O robô só limpa embaixo da cama, do sofá e do armário se ele couber ali. A variação entre os modelos analisados vai de 7 cm a quase 10 cm, e são poucos centímetros que mudam completamente o resultado, porque justamente essas áreas são as que ninguém varre no dia a dia e onde o pó mais se acumula.

Vale medir o vão livre dos seus móveis com uma régua antes de escolher. Um aparelho mais potente que não passa embaixo da cama entrega menos, na prática, que um mais simples que passa.

5. Bateria, wi-fi e o custo depois da compra

Três pontos que só aparecem depois da compra e que valem conhecer antes.

A autonomia declarada é o número menos confiável da categoria. Aparelhos que anunciam cem minutos aparecem nos relatos rendendo cerca de vinte. Mais importante que isso é a vida útil da bateria, que costuma acabar entre o sexto mês e o segundo ano de uso.

Peça de reposição é um item de decisão, não de pós-venda. Em parte dos modelos, a bateria nova sai por cerca de metade do preço do robô, o que na prática significa comprar outro. Vale procurar se existe reposição à venda e por quanto antes de escolher a marca.

A rede precisa ser de 2,4 GHz. Estes robôs não se conectam em 5 GHz, e roteadores modernos costumam entregar as duas faixas sob o mesmo nome de rede. O celular escolhe a faixa errada e o pareamento falha, o que aparece nas avaliações como aparelho que não conecta.

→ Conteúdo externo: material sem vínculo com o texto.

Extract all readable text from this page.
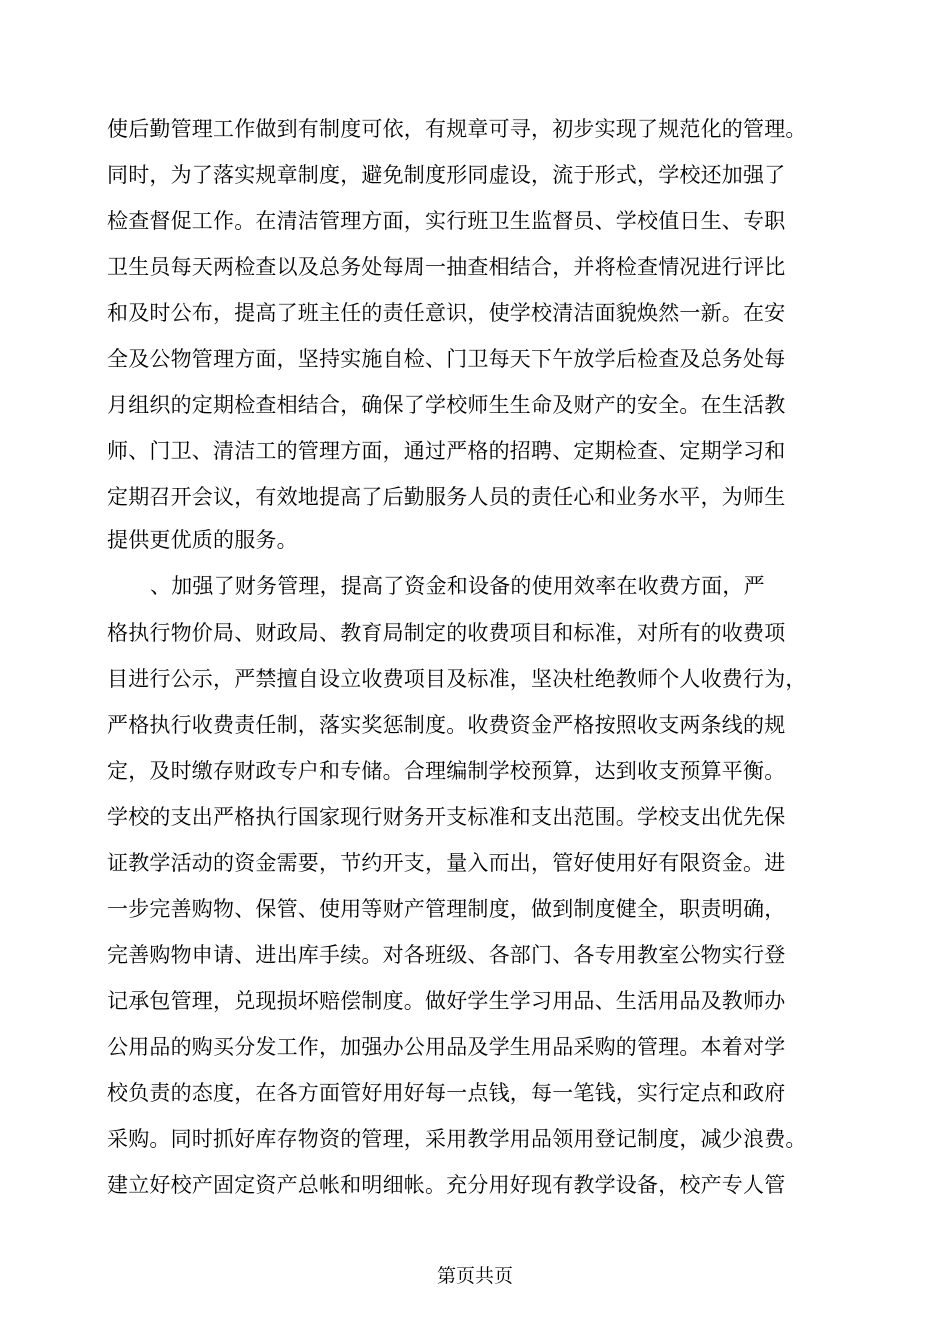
使后勤管理工作做到有制度可依，有规章可寻，初步实现了规范化的管理。
同时，为了落实规章制度，避免制度形同虚设，流于形式，学校还加强了
检查督促工作。在清洁管理方面，实行班卫生监督员、学校值日生、专职
卫生员每天两检查以及总务处每周一抽查相结合，并将检查情况进行评比
和及时公布，提高了班主任的责任意识，使学校清洁面貌焕然一新。在安
全及公物管理方面，坚持实施自检、门卫每天下午放学后检查及总务处每
月组织的定期检查相结合，确保了学校师生生命及财产的安全。在生活教
师、门卫、清洁工的管理方面，通过严格的招聘、定期检查、定期学习和
定期召开会议，有效地提高了后勤服务人员的责任心和业务水平，为师生
提供更优质的服务。
、加强了财务管理，提高了资金和设备的使用效率在收费方面，严
格执行物价局、财政局、教育局制定的收费项目和标准，对所有的收费项
目进行公示，严禁擅自设立收费项目及标准，坚决杜绝教师个人收费行为，
严格执行收费责任制，落实奖惩制度。收费资金严格按照收支两条线的规
定，及时缴存财政专户和专储。合理编制学校预算，达到收支预算平衡。
学校的支出严格执行国家现行财务开支标准和支出范围。学校支出优先保
证教学活动的资金需要，节约开支，量入而出，管好使用好有限资金。进
一步完善购物、保管、使用等财产管理制度，做到制度健全，职责明确，
完善购物申请、进出库手续。对各班级、各部门、各专用教室公物实行登
记承包管理，兑现损坏赔偿制度。做好学生学习用品、生活用品及教师办
公用品的购买分发工作，加强办公用品及学生用品采购的管理。本着对学
校负责的态度，在各方面管好用好每一点钱，每一笔钱，实行定点和政府
采购。同时抓好库存物资的管理，采用教学用品领用登记制度，减少浪费。
建立好校产固定资产总帐和明细帐。充分用好现有教学设备，校产专人管
第页共页
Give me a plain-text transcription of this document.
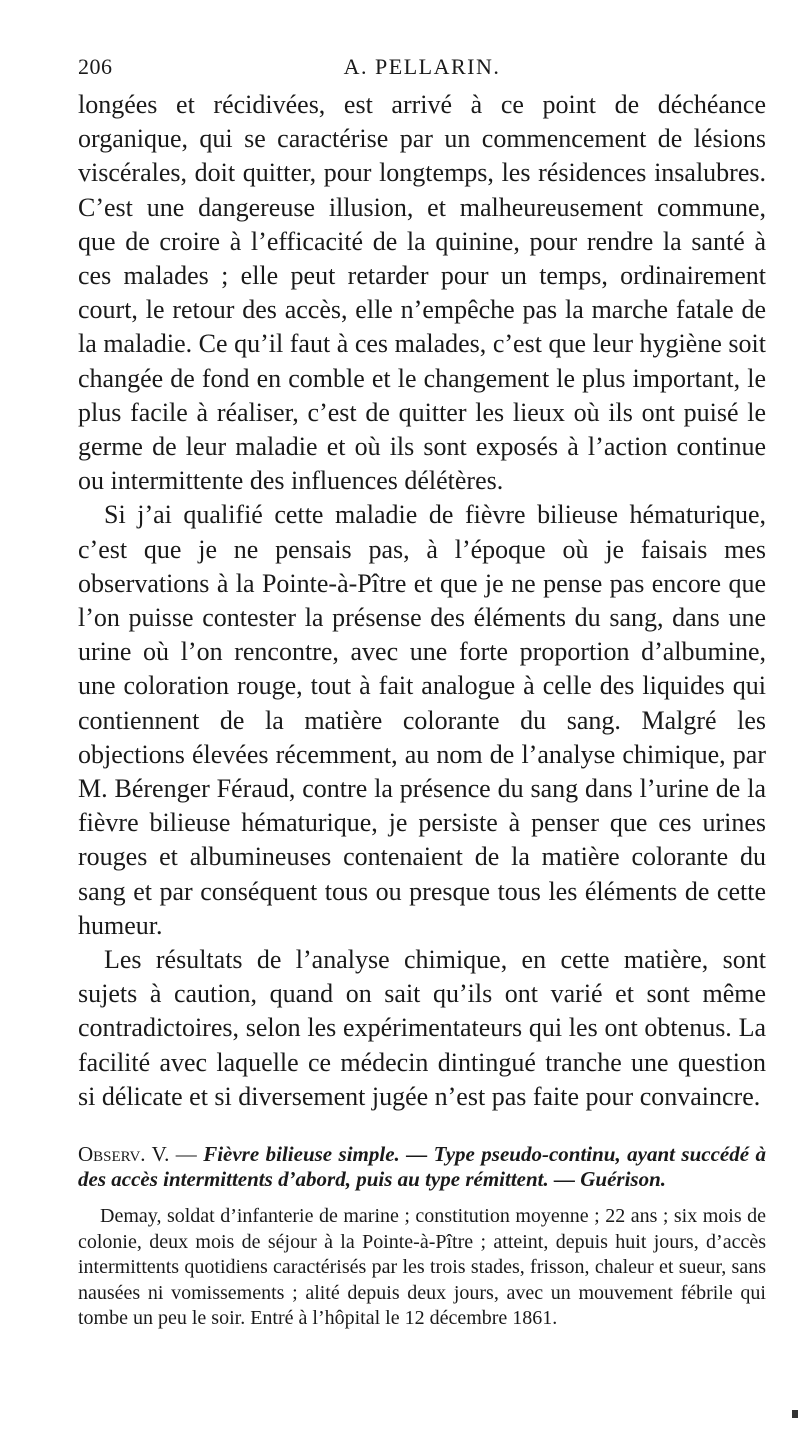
206	A. PELLARIN.

longées et récidivées, est arrivé à ce point de déchéance organique, qui se caractérise par un commencement de lésions viscérales, doit quitter, pour longtemps, les résidences insalubres. C’est une dangereuse illusion, et malheureusement commune, que de croire à l’efficacité de la quinine, pour rendre la santé à ces malades ; elle peut retarder pour un temps, ordinairement court, le retour des accès, elle n’empêche pas la marche fatale de la maladie. Ce qu’il faut à ces malades, c’est que leur hygiène soit changée de fond en comble et le changement le plus important, le plus facile à réaliser, c’est de quitter les lieux où ils ont puisé le germe de leur maladie et où ils sont exposés à l’action continue ou intermittente des influences délétères.

Si j’ai qualifié cette maladie de fièvre bilieuse hématurique, c’est que je ne pensais pas, à l’époque où je faisais mes observations à la Pointe-à-Pître et que je ne pense pas encore que l’on puisse contester la présense des éléments du sang, dans une urine où l’on rencontre, avec une forte proportion d’albumine, une coloration rouge, tout à fait analogue à celle des liquides qui contiennent de la matière colorante du sang. Malgré les objections élevées récemment, au nom de l’analyse chimique, par M. Bérenger Féraud, contre la présence du sang dans l’urine de la fièvre bilieuse hématurique, je persiste à penser que ces urines rouges et albumineuses contenaient de la matière colorante du sang et par conséquent tous ou presque tous les éléments de cette humeur.

Les résultats de l’analyse chimique, en cette matière, sont sujets à caution, quand on sait qu’ils ont varié et sont même contradictoires, selon les expérimentateurs qui les ont obtenus. La facilité avec laquelle ce médecin dintingué tranche une question si délicate et si diversement jugée n’est pas faite pour convaincre.

Observ. V. — Fièvre bilieuse simple. — Type pseudo-continu, ayant succédé à des accès intermittents d’abord, puis au type rémittent. — Guérison.

Demay, soldat d’infanterie de marine ; constitution moyenne ; 22 ans ; six mois de colonie, deux mois de séjour à la Pointe-à-Pître ; atteint, depuis huit jours, d’accès intermittents quotidiens caractérisés par les trois stades, frisson, chaleur et sueur, sans nausées ni vomissements ; alité depuis deux jours, avec un mouvement fébrile qui tombe un peu le soir. Entré à l’hôpital le 12 décembre 1861.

Dica se o robô não parear, entre na configuração do roteador e separe as duas faixas em nomes diferentes, por exemplo "casa" e "casa-5G". Conecte o celular à rede de 2,4 GHz durante a instalação. Isso resolve a maioria dos casos relatados.

Vale ainda um alerta específico: os sensores antiqueda falham. Há relatos, inclusive em modelos de faixa alta, de robôs que não reconheceram um degrau e caíram. Se a sua casa tem desnível entre cômodos ou escada sem porta, uma barreira física continua sendo mais confiável que a parede virtual do aplicativo.

A ordem de decisão

Comece ajustando a expectativa, porque um robô mantém o piso e não faz a faxina. Escolha entre mapa e trajeto aleatório, que é a divisão que mais afeta o resultado. Compare a sucção na mesma unidade, convertendo kPa para Pa antes de decidir. Meça a altura do vão dos seus móveis, já que é ali que o pó se acumula. E confira preço e disponibilidade da bateria de reposição, que é o custo que aparece no segundo ano.